Now, this is a dedicated server, so the only thing running on it is SQL Server 2008 (and the built-in full text indexing, which we use pretty heavily), so I'm not sure why the CPU usage would be so asymmetric. Thoughts?
The scales are different on all of them, other than a spike on 4 of the graphs your averages would all be about 10-25%.
How are your files / filegroups set up?
I'll plagiarize myself:
One more thought on IO: we were careful to set up our biggest most often used tables to be on filegroups with multiple files in them. One of the performance enhancements of this is that SQL will thread requests to each file in the filegroup - so if BigOverUsedTable is on FileGroup1 and FileGroup1 has four files in it and your DB has 8 cores, it will actually use four cores to do "select big number crunching nasty query from BigOverUsedTable" - whereas otherwise, it will only use one CPU. We got this idea from this MSDN article:
http://msdn.microsoft.com/en-us/library/ms944351.aspx
From TFA:
"Filegroups use parallel threads to improve data access. When a table is accessed sequentially, the system creates a separate thread for each file in parallel. When the system performs a table scan for a table in a filegroup with four files, it uses four separate threads to read the data in parallel. In general, using multiple files on separate disks improves performance. Too many files in a filegroup can cause too many parallel threads and create bottlenecks."
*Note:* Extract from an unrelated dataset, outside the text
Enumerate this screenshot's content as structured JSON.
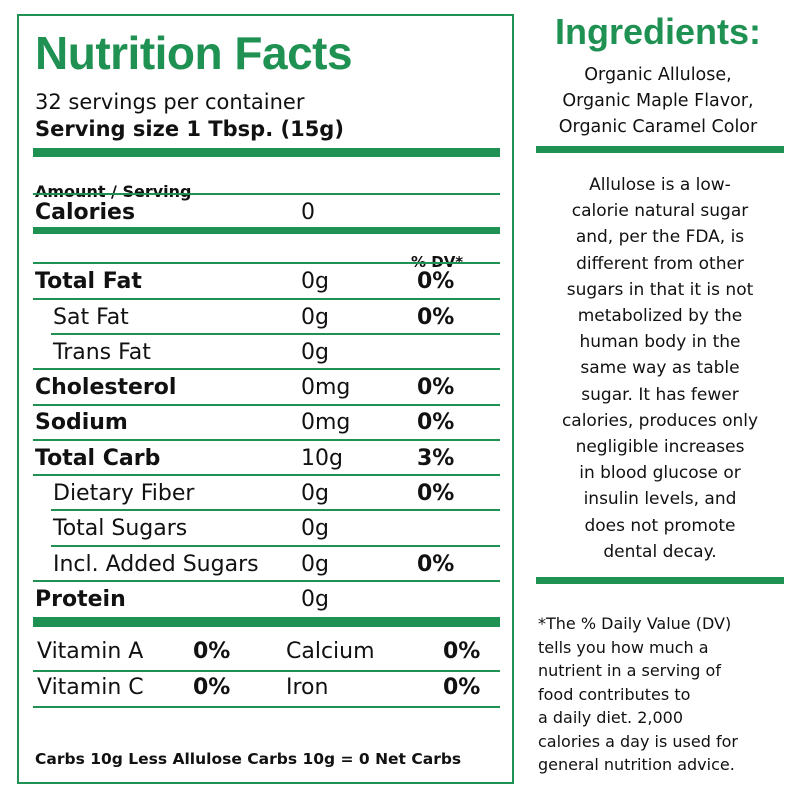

We have four files in our filegroup on an 8 core machine due to this advice. It's working out well.
Edit: this has another (possibly) better answer now. The graphs were off on scale - if you look closely, each processor is actually about 20% loaded as uzbones points out.
Edit: We can actually tell that using multiple file filegroups helps, because we didn't put all our tables in the filegroup with four files. Big queries on the "single file" filegroup only use one CPU, but queries on the table in the four file filegroup hit 4 CPU's.
Check this out:
http://blogs.technet.com/mat_stephen/archive/2005/02/02/365325.aspx
SQL might only be writing to a handful of files and each processor is using each file.
The first thing I check for stuff like that is drivers. I've had a lot of problems with network teaming and iSCSI MPIO drivers sticking on specific cores. I bet that's not the issue here though since it looks like it's happening across 4 cores - I usually only see that with 2 cores. I'll ask around to see if anybody's seen it this wide.
I've also seen it with NUMA boxes where there's a memory mismatch - say half the cores are hooked up to 16gb of ram and the others are hooked up to 8. Google for IBM x460 NUMA if you wanna see some funny info about that. The 460 and related models let you daisy chain several servers together to create big iron - kinda relevant with the scale up vs out blog entry. They're awesome machines.
Because flushing CPU caches is so incredibly expensive that the kernel tries to avoid it at all costs.
(Note: At least Linux does; I'd be surprised if Windows didn't have the same behaviour)